Lain lagi pada kisah Tragedi Pembakaran Panti. Tokoh dalam kisah ini Val dan Ai mendapatkan daftar orang yang memiliki izin khusus guna  masuk ke daerah sekitar alun-alun. Sebagai sepasang peserta yang jelas bukan petugas dari Kepolisian bagaimana bisa mereka mendapatkan daftar tersebut? Seharusnya hal tersebut menjadi suatu hal yang tidak bisa dibagikan begitu saja layaknya Siaran Pers Kegiatan. Lalu bagaimana cara mereka bisa "meminta" dengan begitu mudahnya. Atau bagaimana mereka dengan mudahnya menanyai para panitia terkait peristiwa yang terjadi di panti? tentunya para panitia menjadi waspada dan tidak gampang mengumbar kisah pada seorang anak ABG dan mahasiswa, harus ada trik khusus yang sebaiknya dikisahkan.

Kelima tokoh dalam buku ini dituliskan sebagai Badai, Loka, Gilang, Dias serta Val. Namun banyak bagian dalam buku ini yang memanggil Aimee Dias Wany dengan Ai. Akan lebih manis jika pada sinopsis yang berada di bagian belakang buku mencantumkan Ai. Sekalian menyebutkan apa kelebihannya selain manis. Manis dalam hal ini bisa bermakna enak dilihat, elok, menyenangkan. Jika demikian itu bukan kelebihan yang bisa ditonjolkan karena sifatnya relatif. Tergantung individu yang memandang. Demikian juga dengan kata "mudah marah" Akan menjadi makin menarik jika yang ditonjolkan adalah kemampuan yang terkait dengan keahlian sebagai detektif, seperti jago mengamati, memiliki daya ingat tinggi, mampu melakukan pekerjaan fisik dan sebagainya.

Persahabatan antara   AKP Sudirman dengan Badai   mengingatkan  pada persahabatan Kapten Kosasih dengan   dan Gozali,  keduanya  bahu-membahu melacak kejahatan khususnya di SurabayaAtau persahabatan  Dr. John H. Watson dan  Sherlock Holmes, serta Hercule Poirot dan  Kapten Arthur Hastings. Kenapa harus dibuat mirip, seorang detektif atau polisi membutuhkan bantuan dari orang lain walau kadang hal sepele.  Oh ya jika pembaca jeli, beberapa kalimat yang dicetak miring bisa menjadi petunjuk lho.

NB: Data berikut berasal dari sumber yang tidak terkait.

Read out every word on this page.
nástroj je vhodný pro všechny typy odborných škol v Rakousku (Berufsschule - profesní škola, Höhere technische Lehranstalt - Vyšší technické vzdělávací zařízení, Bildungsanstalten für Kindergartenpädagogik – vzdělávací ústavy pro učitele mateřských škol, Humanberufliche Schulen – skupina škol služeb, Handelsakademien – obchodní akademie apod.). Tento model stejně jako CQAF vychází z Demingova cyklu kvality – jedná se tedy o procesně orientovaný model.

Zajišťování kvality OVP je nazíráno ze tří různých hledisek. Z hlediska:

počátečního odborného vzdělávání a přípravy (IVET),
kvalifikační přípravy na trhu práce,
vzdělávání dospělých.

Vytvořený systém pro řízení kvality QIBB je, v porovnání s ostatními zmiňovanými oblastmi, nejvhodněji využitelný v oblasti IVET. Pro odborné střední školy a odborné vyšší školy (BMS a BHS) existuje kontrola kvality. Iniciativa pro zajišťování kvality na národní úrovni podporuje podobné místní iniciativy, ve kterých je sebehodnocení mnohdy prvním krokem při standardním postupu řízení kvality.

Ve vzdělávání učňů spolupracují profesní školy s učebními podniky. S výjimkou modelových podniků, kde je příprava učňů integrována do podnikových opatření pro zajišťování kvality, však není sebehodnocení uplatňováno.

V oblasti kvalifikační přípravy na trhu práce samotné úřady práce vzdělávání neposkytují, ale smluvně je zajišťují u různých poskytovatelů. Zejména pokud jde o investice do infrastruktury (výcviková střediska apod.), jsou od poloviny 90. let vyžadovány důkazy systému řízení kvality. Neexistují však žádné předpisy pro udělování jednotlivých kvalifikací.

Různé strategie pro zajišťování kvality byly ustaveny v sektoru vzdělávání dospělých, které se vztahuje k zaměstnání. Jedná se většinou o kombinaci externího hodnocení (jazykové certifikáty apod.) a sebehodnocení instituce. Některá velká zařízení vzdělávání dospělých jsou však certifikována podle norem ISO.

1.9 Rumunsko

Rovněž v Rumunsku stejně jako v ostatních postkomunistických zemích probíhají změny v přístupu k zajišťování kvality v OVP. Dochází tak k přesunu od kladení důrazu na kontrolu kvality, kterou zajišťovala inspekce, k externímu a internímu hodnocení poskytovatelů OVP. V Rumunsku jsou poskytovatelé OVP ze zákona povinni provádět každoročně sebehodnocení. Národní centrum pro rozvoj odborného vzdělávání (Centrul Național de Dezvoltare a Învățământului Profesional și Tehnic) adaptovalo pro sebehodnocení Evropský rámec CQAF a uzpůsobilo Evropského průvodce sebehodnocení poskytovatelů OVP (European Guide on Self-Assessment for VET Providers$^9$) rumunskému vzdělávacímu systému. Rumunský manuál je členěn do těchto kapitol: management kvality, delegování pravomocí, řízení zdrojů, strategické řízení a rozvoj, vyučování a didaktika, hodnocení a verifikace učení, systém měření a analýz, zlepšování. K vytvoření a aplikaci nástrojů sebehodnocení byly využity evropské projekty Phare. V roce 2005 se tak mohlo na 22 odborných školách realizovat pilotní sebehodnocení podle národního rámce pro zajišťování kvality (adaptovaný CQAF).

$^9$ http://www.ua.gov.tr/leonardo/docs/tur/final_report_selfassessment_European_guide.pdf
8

Sekedar saran, untuk buku selanjutnya sebaiknya pada penulis mulai mengurangi menunjukan unsur kekaguman pada para detektif yang sudah melegenda. Selain mengutip ucapan dan mengungkapkan kekaguman dalam kisah, ada juga yang menggunakan istilah guna menerngkan suatu keadaan atau teknik pembunuh seperti yang sering dipakai oleh para detektif tersebut.  

Memang bagi penyuka kisah detektif sosok Sherlock Holmes, Hercule Poirot dan Conan sudah menjadi semacam panutan tapi sepertinya tidak perlu menuliskan kata yang seakan-akan cara para detektif muda tersebut harus mengekor mereka dalam memecahkan kasus. Jika memang harus ada semacam  panutakenapa tidak mengacu pada tokoh detektif di tanah air?

Untuk kover, wananya jelas menggoda mata untuk melirik. Gambar gedung dan mobil mungkin mengacu pada beberapa kasus yang melibatkan gedung. Sementara gambar sosok orang dengan warna putih serta latar hitam akan membuat kita teringat akan penandaan TKP. Sayangnya kalimat yang ditulis di atas judul membuat yang membaca langsung mengingat salah satu tokoh detektif. Hal ini tentunya tidak bagus dari sisi pemasaran. Harusnya NDI yang diingat bukan tokoh yang lain.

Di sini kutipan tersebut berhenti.